The idea of invisibility is normally something reserved for science fiction and fantasy. However, scientists have made it possible to use the properties of certain materials to make small objects seem invisible, but up until recently, only for certain spectra of light. This week, scientists at the University of Birmingham went even further and for the first time “cloaked” small objects within the visible spectrum of light. This was done by exploiting the properties of calcite in order to bend the light so the object is hidden by a seemingly blank surface.
So, you’re wondering, when can I get my calcite cloak and do the walk of shame in peace? Well, firstly I’d say you need to get your priorities sorted! But, even then, I’d say it’s going to be a while. There are a lot of limitations to the technology so far. As lead researcher Shuang Zhang said, “If you had a mole on your face, you could potentially cloak it so it won’t be seen, though you do need a fairly large cloak to hide even a small thing.” Another limitation is that the “cloak” must be placed on a surface to work. Although I don’t mean to diminish this discovery, there are these and many other limitations to this technology.
This seems to me to be only a small revelation that has journalists making the leap to comparisons with Harry Potter’s invisibility cloak and James Bond’s invisible Aston Martin. Although the idea of invisibility will always grab people’s imagination I’d like to draw your attention to an intriguing phenomenon which is already providing real world applications.

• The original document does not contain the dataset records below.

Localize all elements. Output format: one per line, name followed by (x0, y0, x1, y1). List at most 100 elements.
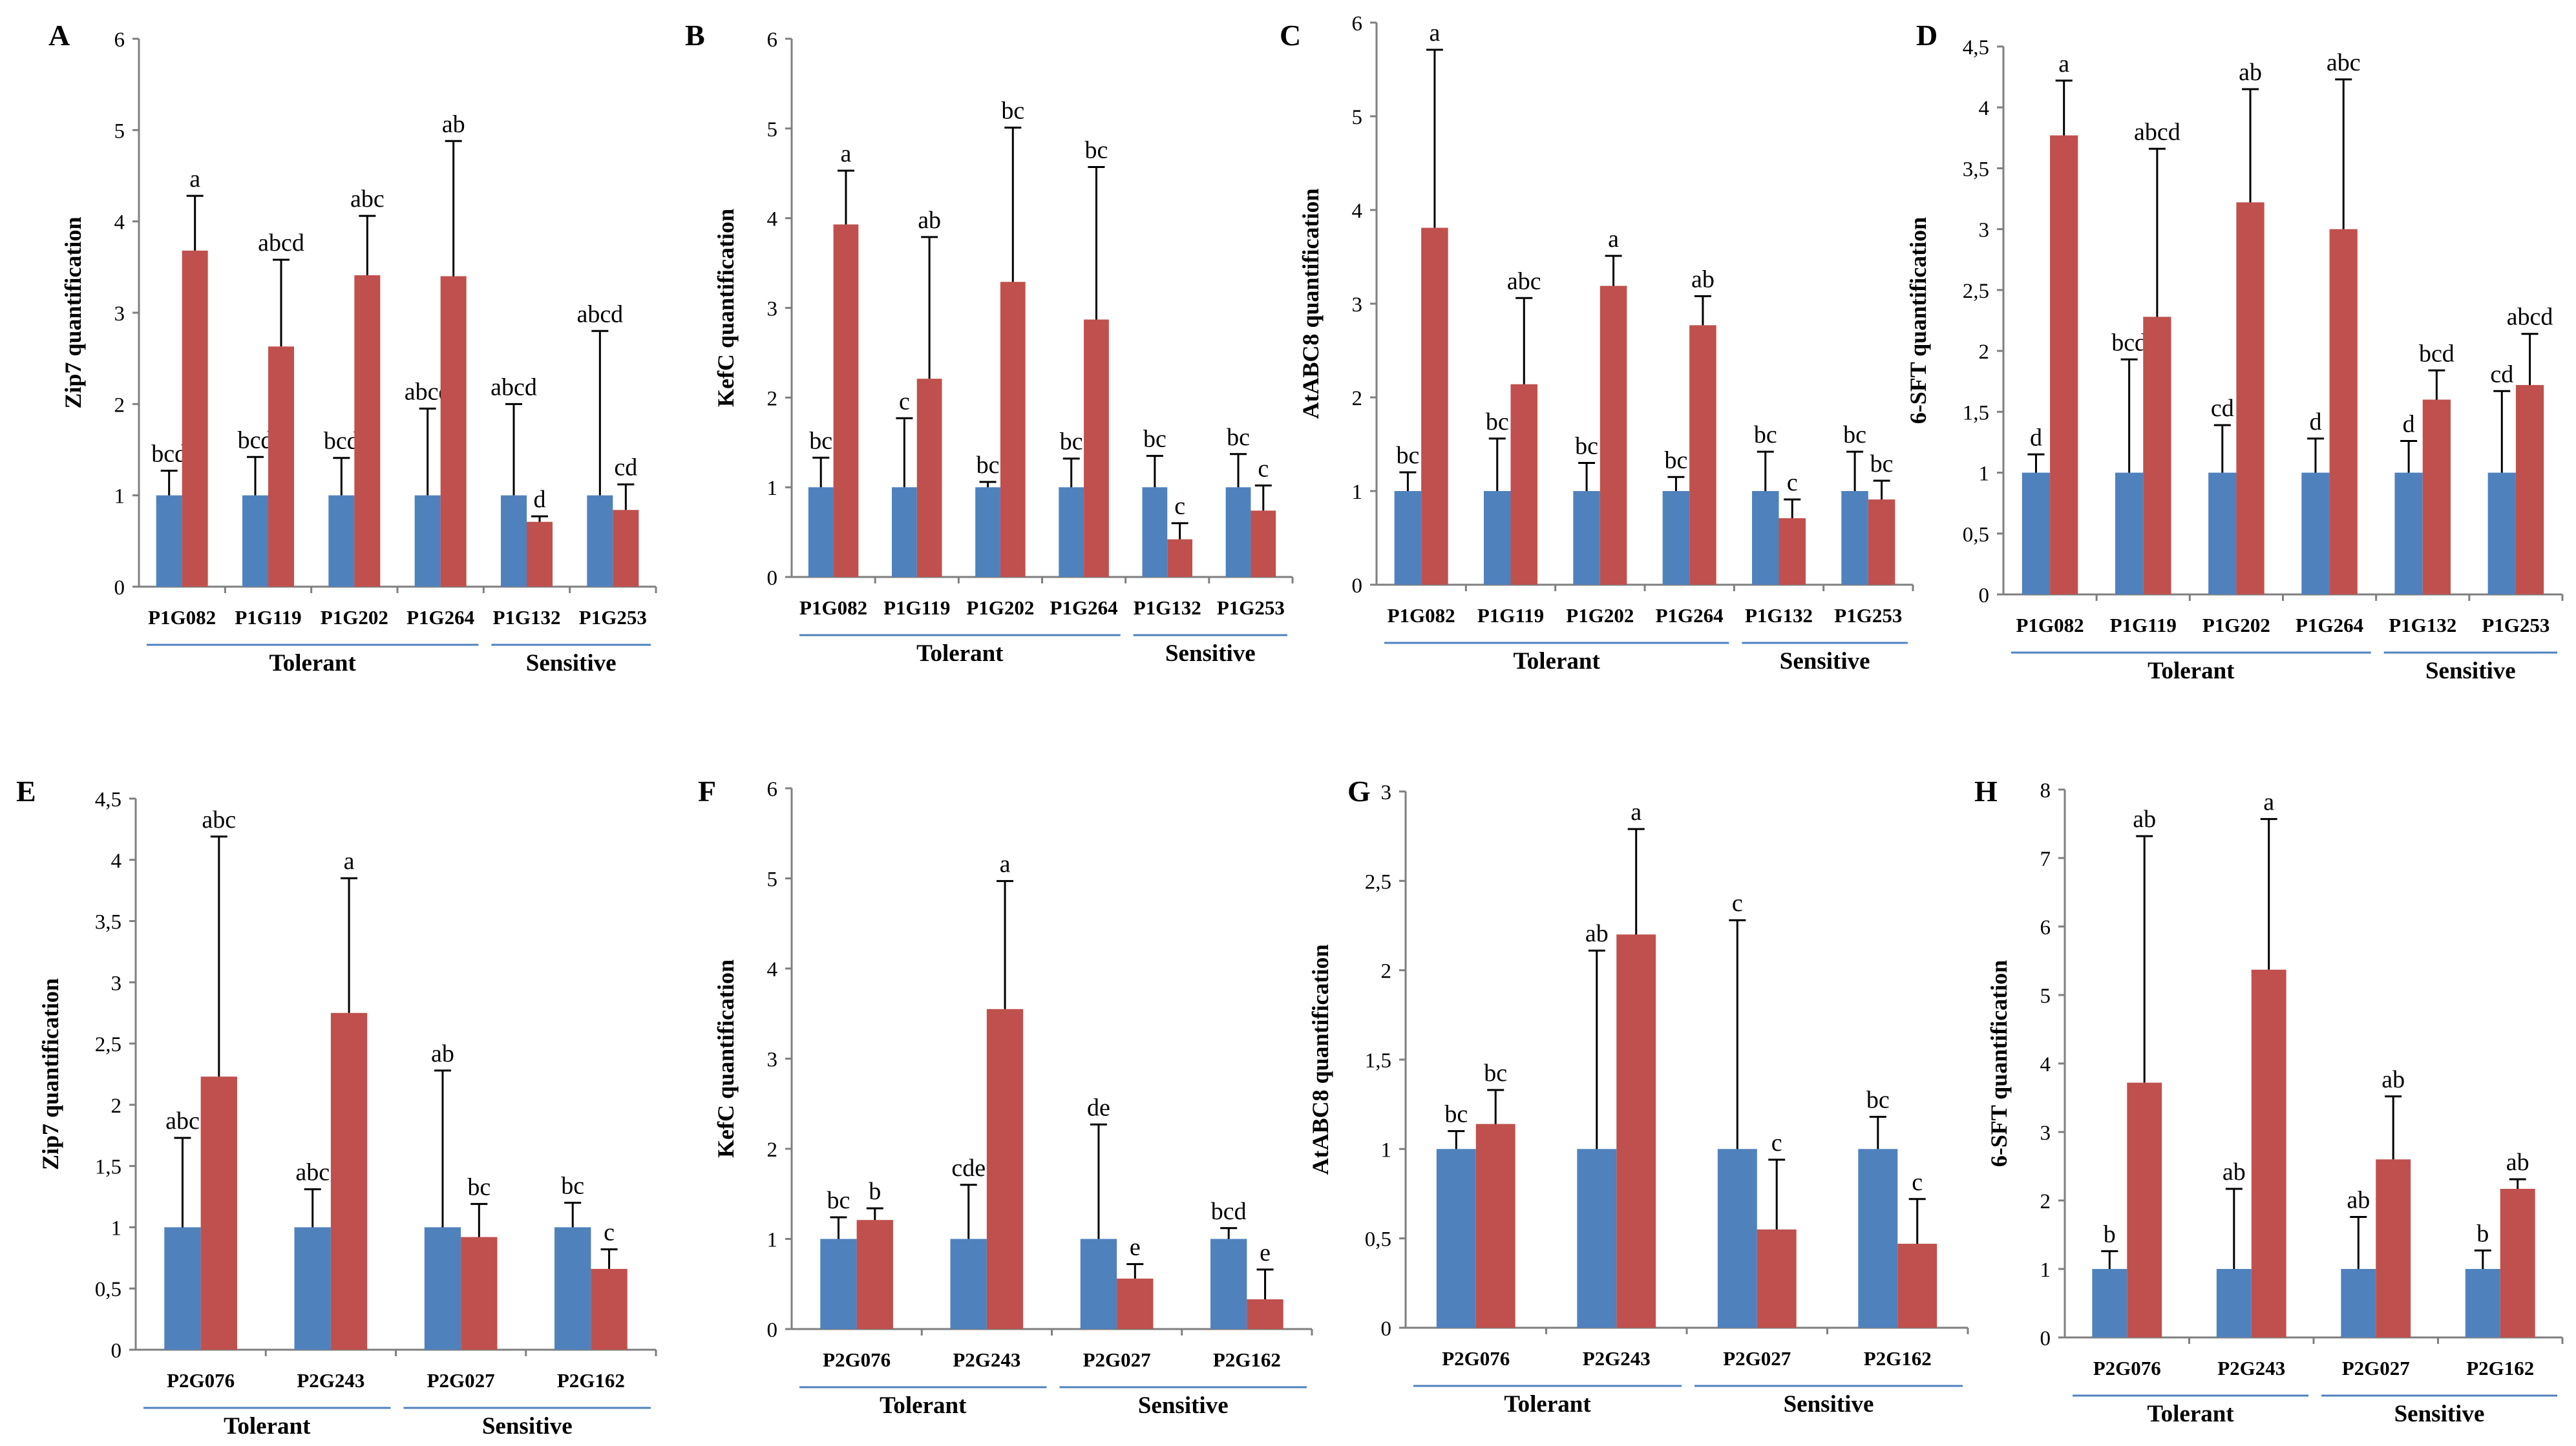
x-tick-label: P1G132 (1745, 604, 1813, 627)
bar-control-p2g243 (950, 1239, 987, 1329)
y-tick-label: 1,5 (1365, 1049, 1391, 1073)
x-tick-label: P2G027 (1723, 1347, 1791, 1370)
group-label-sensitive: Sensitive (1784, 1391, 1874, 1418)
y-axis-label: KefC quantification (713, 209, 739, 407)
y-tick-label: 3 (114, 302, 125, 326)
bar-control-p1g253 (1225, 487, 1251, 577)
significance-label: ab (2222, 1158, 2246, 1186)
bar-treated-p2g027 (1757, 1229, 1797, 1328)
y-tick-label: 0,5 (1963, 523, 1989, 547)
bar-control-p1g202 (975, 487, 1000, 577)
significance-label: bcd (151, 441, 187, 468)
significance-label: bcd (1211, 1198, 1247, 1225)
bar-control-p1g082 (808, 487, 834, 577)
group-label-tolerant: Tolerant (880, 1392, 967, 1419)
bar-control-p1g119 (892, 487, 917, 577)
significance-label: d (2403, 411, 2415, 438)
bar-treated-p1g264 (2329, 229, 2358, 595)
significance-label: ab (1585, 920, 1609, 947)
bar-control-p1g202 (1573, 491, 1600, 585)
x-tick-label: P1G264 (1050, 596, 1118, 619)
group-label-sensitive: Sensitive (1138, 1392, 1229, 1419)
significance-label: abc (2327, 49, 2361, 76)
bar-control-p1g253 (587, 495, 613, 587)
panel-letter: D (1916, 19, 1937, 52)
panel-a: A 0 1 2 3 4 5 6 Zip7 quantification bcd a P1G082 bcd… (48, 19, 657, 676)
y-tick-label: 2 (1352, 387, 1363, 410)
y-tick-label: 5 (114, 120, 125, 143)
x-tick-label: P1G082 (2016, 614, 2084, 636)
x-tick-label: P2G162 (2466, 1357, 2534, 1379)
y-axis-label: Zip7 quantification (60, 216, 86, 408)
y-tick-label: 2 (2040, 1190, 2051, 1213)
significance-label: bc (1870, 450, 1894, 477)
y-tick-label: 5 (2040, 985, 2051, 1008)
significance-label: bcd (324, 428, 359, 455)
bar-treated-p1g132 (2422, 399, 2451, 594)
significance-label: e (1260, 1239, 1271, 1266)
significance-label: abcd (2507, 304, 2553, 331)
significance-label: bc (1754, 421, 1777, 448)
x-tick-label: P1G202 (966, 596, 1034, 619)
bar-treated-p2g162 (2500, 1188, 2535, 1337)
bar-control-p2g162 (1210, 1239, 1247, 1329)
bar-control-p2g027 (2341, 1269, 2376, 1337)
x-tick-label: P1G119 (235, 606, 301, 629)
y-tick-label: 1 (1979, 463, 1990, 486)
x-tick-label: P1G132 (2389, 614, 2456, 636)
y-tick-label: 1 (111, 1217, 122, 1240)
bar-control-p1g082 (2022, 472, 2051, 594)
y-tick-label: 0 (111, 1339, 122, 1363)
panel-f: F 0 1 2 3 4 5 6 KefC quantification bc b P2G076 cde a… (698, 775, 1313, 1419)
significance-label: a (1631, 799, 1642, 826)
x-tick-label: P2G243 (2217, 1357, 2285, 1379)
y-tick-label: 6 (767, 28, 778, 52)
bar-treated-p1g264 (1084, 319, 1109, 577)
y-tick-label: 6 (767, 778, 778, 801)
x-tick-label: P1G253 (1217, 596, 1285, 619)
significance-label: a (1000, 851, 1011, 878)
y-tick-label: 2,5 (95, 1033, 121, 1056)
significance-label: ab (431, 1040, 454, 1067)
panel-letter: F (698, 775, 716, 808)
significance-label: c (1771, 1129, 1782, 1157)
bar-control-p2g027 (424, 1227, 461, 1350)
y-tick-label: 0 (114, 576, 125, 600)
bar-treated-p2g162 (591, 1268, 628, 1350)
significance-label: c (1912, 1169, 1923, 1196)
bar-treated-p1g082 (1421, 227, 1448, 585)
x-tick-label: P1G082 (148, 606, 216, 629)
significance-label: abc (202, 806, 236, 833)
y-tick-label: 5 (1352, 106, 1363, 129)
y-tick-label: 2 (767, 1138, 778, 1162)
x-tick-label: P2G076 (823, 1348, 891, 1371)
bar-treated-p1g202 (1599, 286, 1627, 585)
group-label-sensitive: Sensitive (2425, 658, 2516, 684)
significance-label: ab (2347, 1186, 2370, 1213)
significance-label: ab (2133, 806, 2156, 833)
y-tick-label: 4,5 (95, 788, 121, 812)
bar-treated-p2g027 (461, 1237, 498, 1350)
bar-control-p2g162 (2465, 1269, 2500, 1337)
x-tick-label: P1G264 (1656, 604, 1724, 627)
bar-treated-p1g119 (268, 346, 294, 587)
y-tick-label: 4 (114, 211, 125, 235)
x-tick-label: P1G119 (1477, 604, 1544, 627)
x-tick-label: P1G264 (2296, 614, 2363, 636)
group-label-sensitive: Sensitive (526, 650, 617, 676)
bar-treated-p1g253 (1251, 510, 1276, 577)
y-tick-label: 5 (767, 868, 778, 892)
group-label-sensitive: Sensitive (482, 1413, 573, 1440)
x-tick-label: P1G082 (1388, 604, 1455, 627)
x-tick-label: P1G119 (2110, 614, 2177, 636)
x-tick-label: P2G162 (557, 1369, 625, 1392)
significance-label: c (1258, 455, 1269, 482)
significance-label: a (189, 165, 200, 193)
y-tick-label: 0 (1381, 1317, 1392, 1341)
panel-letter: E (16, 775, 36, 808)
bar-control-p2g243 (1577, 1149, 1617, 1328)
bar-control-p1g132 (1752, 491, 1779, 585)
x-tick-label: P1G264 (406, 606, 474, 629)
bar-control-p2g076 (2092, 1269, 2127, 1337)
significance-label: abc (295, 1159, 330, 1186)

Superfluidity is a state of matter where the substance has a constant temperature throughout and has no viscosity. However, the substance still has surface tension so it will move up surfaces and cannot be contained in a beaker as it would escape. Recently, this phenomenon has been theorised to cause the rapid cooling of a nearby neutron star. A neutron star is the remnants of a star that has undergone supernova. The superfluid at the centre of this star is a soup of combined protons and electrons, forming mostly neutrons. This could never be created on earth due to the extremely high temperatures and pressures involved.
Down here, with more modest temperatures, scientists have been able to create superfluids using helium. Unlike the fantastical idea of invisibility, which, let’s be honest, probably has mostly military uses if feasible, superfluids are already being used to help with certain areas of research. They are used in high precision devices like gyroscopes in order to observe theoretically predicted gravitational forces. Also, when gas particles are injected into a superfluid they act exactly as if they were in a gaseous state. This is an invaluable tool in studying the behaviour of gases.
What I have tried to convey to you here is the science which makes headlines and the science that, I believe, also should. It is very easy for journalists to latch onto the fantastical aspects of science and make big stories out of small progressions. And, while I find the research into the possibility of invisibility exciting, I think that superfluids offer something genuinely useful.